3. Indexing environment

On the basis of Vitro software, an indexing environment (GESAH website with links via the TIB Portal) that meets the specialist requirements will be created for processing in an expert dialogue that is independent of space and time. This development should set the technical conditions and indexing environment for the further thorough indexing of the whole GESAH collection for subsequent projects. Data, data models and software should also be made available open source to comparable indexing projects.

Object of the month

December 2020

Josef Hager, View and floor plan of a sacral portal architecture, around 1760

washed pen and ink drawing

 

TIB Slg. Albrecht Haupt, kl. D. Z. 11:7

The sheet of a multi-storey portal architecture shown here testifies to the high compositional and drawing mastery of the Bohemian artist Josef Hager (1726-1781). The depiction of the Madonna with the Child Jesus and a saint (probably St. Luke, who could be represented here with a canvas and a book (Gospel)) sketched in the upper field of the picture possibly indicates a design in an ecclesiastical or monastic context. But perhaps Hager is also alluding here to St. Luke as the patron saint of painters and thus to his self-image as an artist drawing from faith. Hager, who trained under the painter Johann Karl Kowarz in Prague and under the scenographers Antonio d'Agostino and Antonio Galli da Bibiena in Vienna, made a name for himself in the Bohemian and Moravian regions, especially with his late Baroque trompe l'oeil cupolas and illusionist altar architecture. Although only a few altar projects built by Hager are known, he liked to refer to himself as an "architect"; this is also stated in a note on the verso of the drawing.

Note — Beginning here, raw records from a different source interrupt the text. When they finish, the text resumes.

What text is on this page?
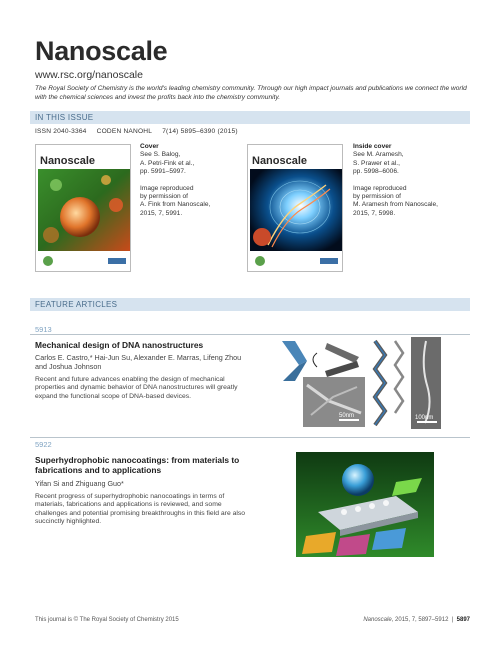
Nanoscale
www.rsc.org/nanoscale
The Royal Society of Chemistry is the world's leading chemistry community. Through our high impact journals and publications we connect the world with the chemical sciences and invest the profits back into the chemistry community.
IN THIS ISSUE
ISSN 2040-3364 CODEN NANOHL 7(14) 5895–6390 (2015)
Nanoscale
Cover
See S. Balog,
A. Petri-Fink et al.,
pp. 5991–5997.
Image reproduced
by permission of
A. Fink from Nanoscale,
2015, 7, 5991.
Nanoscale
Inside cover
See M. Aramesh,
S. Prawer et al.,
pp. 5998–6006.
Image reproduced
by permission of
M. Aramesh from Nanoscale,
2015, 7, 5998.
FEATURE ARTICLES
5913
Mechanical design of DNA nanostructures
Carlos E. Castro,* Hai-Jun Su, Alexander E. Marras, Lifeng Zhou and Joshua Johnson
Recent and future advances enabling the design of mechanical properties and dynamic behavior of DNA nanostructures will greatly expand the functional scope of DNA-based devices.
50nm	100nm
5922
Superhydrophobic nanocoatings: from materials to fabrications and to applications
Yifan Si and Zhiguang Guo*
Recent progress of superhydrophobic nanocoatings in terms of materials, fabrications and applications is reviewed, and some challenges and potential promising breakthroughs in this field are also succinctly highlighted.
This journal is © The Royal Society of Chemistry 2015	Nanoscale, 2015, 7, 5897–5912  |  5897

The Haupt Collection contains a total of six sheets by Hager with illusionist altar architecture, trompe l'oeil cupola designs and fantasy sceneries. These drawings provide an important insight into the historical context of the collection: they are all marked with a note stating that they come from the renowned collection of the Bohemian Count Franz Joseph von Sternberg (1763-1830) - from 1780 “von Sternberg-Manderscheid”. After von Sternbergs death the collection was sold in Prague 1831 and probably the sheets came into the collection of Albrecht Haupt via an intermediate owner.